A quintessential teen moment between him and Watson ensues. He lurches towards a chair next to the sofa, but is then persuaded to sit beside her. After much eye-rolling from them both, with Watson muttering that he has forced her to move, they finally settle.
Watson too has learned that she likes performing."I love art. I love being on stage, singing, dancing. So even if I don't end up acting, maybe I'll try screenwriting, whatever gets thrown at me." She wrinkles her nose. "I can't really see myself in an office."

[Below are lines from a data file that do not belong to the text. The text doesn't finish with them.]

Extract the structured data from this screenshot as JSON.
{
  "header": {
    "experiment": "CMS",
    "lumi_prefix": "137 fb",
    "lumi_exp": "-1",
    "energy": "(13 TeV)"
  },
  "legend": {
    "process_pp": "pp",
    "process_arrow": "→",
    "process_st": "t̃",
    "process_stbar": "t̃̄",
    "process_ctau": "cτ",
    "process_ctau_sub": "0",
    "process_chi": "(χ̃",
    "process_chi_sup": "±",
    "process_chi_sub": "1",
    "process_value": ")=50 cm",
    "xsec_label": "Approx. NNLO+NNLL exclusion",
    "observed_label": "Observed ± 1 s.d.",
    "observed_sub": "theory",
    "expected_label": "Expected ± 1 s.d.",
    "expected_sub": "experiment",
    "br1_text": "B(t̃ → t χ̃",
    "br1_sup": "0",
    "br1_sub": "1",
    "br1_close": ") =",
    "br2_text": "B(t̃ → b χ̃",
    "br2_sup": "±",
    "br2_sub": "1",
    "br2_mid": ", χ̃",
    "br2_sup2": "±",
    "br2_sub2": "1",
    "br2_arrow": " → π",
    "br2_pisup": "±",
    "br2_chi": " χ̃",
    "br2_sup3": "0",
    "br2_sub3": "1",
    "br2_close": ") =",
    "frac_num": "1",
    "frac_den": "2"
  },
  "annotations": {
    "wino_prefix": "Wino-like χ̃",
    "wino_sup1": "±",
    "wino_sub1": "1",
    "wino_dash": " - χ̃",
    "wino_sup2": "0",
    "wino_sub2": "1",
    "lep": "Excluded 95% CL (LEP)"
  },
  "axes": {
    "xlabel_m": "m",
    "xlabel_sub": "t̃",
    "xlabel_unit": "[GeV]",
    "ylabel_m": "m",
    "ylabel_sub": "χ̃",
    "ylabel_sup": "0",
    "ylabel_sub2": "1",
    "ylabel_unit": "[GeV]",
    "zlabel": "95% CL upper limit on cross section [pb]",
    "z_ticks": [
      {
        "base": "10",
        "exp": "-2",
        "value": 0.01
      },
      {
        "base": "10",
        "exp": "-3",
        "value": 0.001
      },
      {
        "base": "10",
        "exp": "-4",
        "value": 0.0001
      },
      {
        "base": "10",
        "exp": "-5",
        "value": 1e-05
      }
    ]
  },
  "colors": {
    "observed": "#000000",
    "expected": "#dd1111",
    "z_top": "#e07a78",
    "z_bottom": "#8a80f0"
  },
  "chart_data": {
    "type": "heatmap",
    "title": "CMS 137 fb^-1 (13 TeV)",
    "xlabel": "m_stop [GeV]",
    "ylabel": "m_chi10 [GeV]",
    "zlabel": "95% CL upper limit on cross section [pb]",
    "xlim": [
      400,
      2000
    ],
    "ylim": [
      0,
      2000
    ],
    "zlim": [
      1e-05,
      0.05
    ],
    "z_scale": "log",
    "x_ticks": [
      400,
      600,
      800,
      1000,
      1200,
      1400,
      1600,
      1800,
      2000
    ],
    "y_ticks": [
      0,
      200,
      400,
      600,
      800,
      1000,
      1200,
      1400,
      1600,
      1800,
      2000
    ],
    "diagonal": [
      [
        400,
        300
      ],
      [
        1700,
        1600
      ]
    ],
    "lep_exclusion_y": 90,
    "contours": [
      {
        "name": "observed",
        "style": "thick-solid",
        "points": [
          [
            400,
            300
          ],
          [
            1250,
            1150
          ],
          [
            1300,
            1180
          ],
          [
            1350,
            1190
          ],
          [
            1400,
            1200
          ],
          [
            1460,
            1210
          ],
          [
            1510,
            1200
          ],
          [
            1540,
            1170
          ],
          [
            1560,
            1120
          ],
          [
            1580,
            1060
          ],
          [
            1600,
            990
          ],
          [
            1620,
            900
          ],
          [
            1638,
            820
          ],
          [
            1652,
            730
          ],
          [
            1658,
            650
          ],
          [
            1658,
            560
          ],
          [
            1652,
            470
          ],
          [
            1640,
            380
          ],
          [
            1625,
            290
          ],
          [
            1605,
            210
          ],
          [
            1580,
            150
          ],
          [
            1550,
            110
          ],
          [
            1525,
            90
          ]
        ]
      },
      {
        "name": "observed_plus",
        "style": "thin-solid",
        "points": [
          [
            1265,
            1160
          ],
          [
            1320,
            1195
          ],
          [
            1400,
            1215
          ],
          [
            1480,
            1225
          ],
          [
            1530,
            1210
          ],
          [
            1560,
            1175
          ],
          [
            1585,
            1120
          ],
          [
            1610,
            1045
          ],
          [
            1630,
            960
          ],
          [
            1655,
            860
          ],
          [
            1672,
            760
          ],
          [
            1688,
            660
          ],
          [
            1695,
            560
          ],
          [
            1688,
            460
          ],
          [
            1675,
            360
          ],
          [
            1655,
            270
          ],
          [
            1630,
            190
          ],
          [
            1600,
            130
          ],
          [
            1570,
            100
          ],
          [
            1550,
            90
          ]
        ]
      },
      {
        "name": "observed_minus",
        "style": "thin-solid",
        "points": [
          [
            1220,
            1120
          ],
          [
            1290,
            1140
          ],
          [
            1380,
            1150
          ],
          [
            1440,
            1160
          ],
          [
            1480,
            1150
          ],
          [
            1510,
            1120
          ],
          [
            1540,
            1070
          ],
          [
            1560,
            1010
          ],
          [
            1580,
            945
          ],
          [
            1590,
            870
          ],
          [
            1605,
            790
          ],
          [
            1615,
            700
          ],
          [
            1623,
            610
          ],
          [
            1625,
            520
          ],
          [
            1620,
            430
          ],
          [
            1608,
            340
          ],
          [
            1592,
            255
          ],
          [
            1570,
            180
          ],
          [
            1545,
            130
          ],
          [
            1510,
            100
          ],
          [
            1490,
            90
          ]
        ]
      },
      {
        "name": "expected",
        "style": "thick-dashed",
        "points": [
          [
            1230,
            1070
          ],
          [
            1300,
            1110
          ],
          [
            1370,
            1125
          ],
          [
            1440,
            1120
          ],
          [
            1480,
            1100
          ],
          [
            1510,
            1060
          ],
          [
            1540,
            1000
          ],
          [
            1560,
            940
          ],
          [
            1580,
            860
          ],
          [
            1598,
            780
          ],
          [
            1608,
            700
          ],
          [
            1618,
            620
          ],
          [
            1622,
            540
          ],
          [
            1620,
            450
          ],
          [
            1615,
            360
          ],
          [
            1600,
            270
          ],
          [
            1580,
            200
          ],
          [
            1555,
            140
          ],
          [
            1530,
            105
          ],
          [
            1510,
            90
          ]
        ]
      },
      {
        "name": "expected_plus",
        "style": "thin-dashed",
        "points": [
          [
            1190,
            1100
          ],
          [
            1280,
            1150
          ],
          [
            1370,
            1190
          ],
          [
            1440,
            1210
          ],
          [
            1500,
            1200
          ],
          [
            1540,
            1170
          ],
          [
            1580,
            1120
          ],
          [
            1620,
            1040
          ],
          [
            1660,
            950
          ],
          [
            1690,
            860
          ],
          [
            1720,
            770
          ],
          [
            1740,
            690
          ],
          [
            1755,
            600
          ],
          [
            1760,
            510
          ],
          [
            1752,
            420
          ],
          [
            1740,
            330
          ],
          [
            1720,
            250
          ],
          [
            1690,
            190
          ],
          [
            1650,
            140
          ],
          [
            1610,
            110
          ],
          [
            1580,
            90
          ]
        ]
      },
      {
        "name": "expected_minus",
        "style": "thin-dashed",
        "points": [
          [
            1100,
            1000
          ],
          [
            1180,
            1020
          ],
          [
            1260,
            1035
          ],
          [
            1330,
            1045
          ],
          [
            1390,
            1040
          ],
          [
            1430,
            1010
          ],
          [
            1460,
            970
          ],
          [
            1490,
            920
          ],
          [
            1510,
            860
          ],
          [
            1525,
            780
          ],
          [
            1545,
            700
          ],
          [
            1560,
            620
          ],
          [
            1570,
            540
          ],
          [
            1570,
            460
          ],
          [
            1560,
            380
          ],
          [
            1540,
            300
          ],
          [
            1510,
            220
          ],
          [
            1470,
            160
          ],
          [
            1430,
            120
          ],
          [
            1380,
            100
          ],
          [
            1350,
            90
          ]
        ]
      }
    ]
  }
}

Adults who know them think they can fulfil these ambitions. Cuarón says of Watson: "She's growing up so beautifully. I'd love to work with her again, away from Harry Potter – maybe in a love story. She listens intensely, and there's an intelligence and warmth about her."
An important neutral voice is also pushing Watson's claims. Jina Jay, one of Britain's leading casting agents, specialises in finding child actors, including Jamie Bell for Billy Elliot. "I feel Emma has enormous potential as a future leading actress," she says. "I'd expect her to explore her abilities carefully beyond Harry Potter. I also feel she's clever and focused enough to only choose material and directors for whom she feels passionate."
Meeting Watson and Grint, it's striking how unspoiled and natural they seem.
Refreshingly, Watson and Grint are determined to remain level-headed. "I still do normal things," Watson insists. "There's nothing I can't do now that I could before the films. I hope I'm exactly the same person."